L’assassinio di Rabin avvenne a Tel Aviv al termine di una ampia manifestazione in sostegno agli accordi di Oslo, nella piazza dei “Re di Israele”. Yigal Amir, uno studente della Bar Ilan University legato al gruppo “Eyal” (estrema destra religiosa), grazie alla disattenzione dei servizi di sicurezza – del tutto impreparati ad affrontare un attentato da parte di un ebreo – riuscì ad avvicinarsi al lato della piazza dove Rabin era atteso al termine del comizio. Mentre il primo ministro si accingeva ad entrare in auto, Amir sparò due colpi con una Beretta che ferirono mortalmente Rabin. L’attentatore, che non si è mai pentito, spiegò il suo gesto con l’intenzione di impedire la restituzione ai palestinesi di porzioni di “Eretz Israel”, la biblica terra di Israele. A motivarlo fu senza dubbio la campagna d’odio attuata dalla destra, anche parlamentare, contro Rabin e le giustificazioni all’omicidio offerte, Talmud alla mano, da rabbini residenti nelle colonie ebraiche in Cisgiordania. Sotto accusa finì in parte anche l’attuale premier Netanyahu, a quel tempo uno dei leader dell’opposizione, che non fu mai perdonato dalla famiglia di Rabin per i suoi attacchi al vetriolo nei confronti del premier.

 

L’assassinio del 4 novembre 1995 è stato studiato e analizzato in ogni suo angolo e nel corso degli anni sono state formulate teorie che vorrebbero Amir come un semplice esecutore di un piano articolato che coinvolgerebbe parti dello Stato e delle sue forze di sicurezza.
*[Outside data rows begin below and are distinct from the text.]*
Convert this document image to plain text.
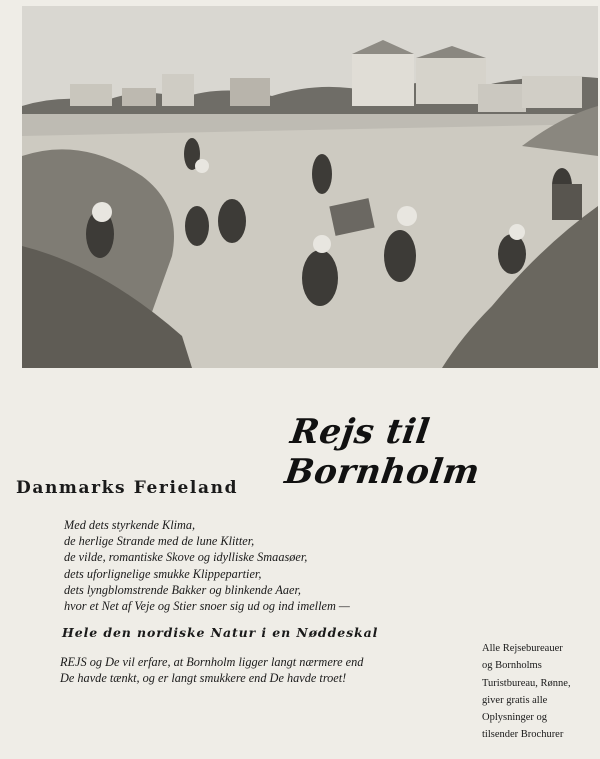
Rejs til Bornholm
Danmarks Ferieland
Med dets styrkende Klima,
de herlige Strande med de lune Klitter,
de vilde, romantiske Skove og idylliske Smaasøer,
dets uforlignelige smukke Klippepartier,
dets lyngblomstrende Bakker og blinkende Aaer,
hvor et Net af Veje og Stier snoer sig ud og ind imellem —
Hele den nordiske Natur i en Nøddeskal
REJS og De vil erfare, at Bornholm ligger langt nærmere end
De havde tænkt, og er langt smukkere end De havde troet!
Alle Rejsebureauer
og Bornholms
Turistbureau, Rønne,
giver gratis alle
Oplysninger og
tilsender Brochurer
Secondo lo scrittore Barry Chamish (ex agente dei servizi segreti israeliani) Amir fu vittima di un’operazione-trappola orchestrata dallo Shin Bet (controspionaggio). In realtà non uccise l’ex premier israeliano. Gli sarebbe stata fornita dagli agenti dello Shin Bet una pistola caricata a salve. Colto in flagrante ora paga per quel delitto mentre Rabin sarebbe stato ucciso successivamente mentre era nell’auto che lo portava all’ospedale. E’ soltanto una delle tante tesi complottiste circolate nei mesi e negli anni successivi all’assassinio del primo ministro israeliano.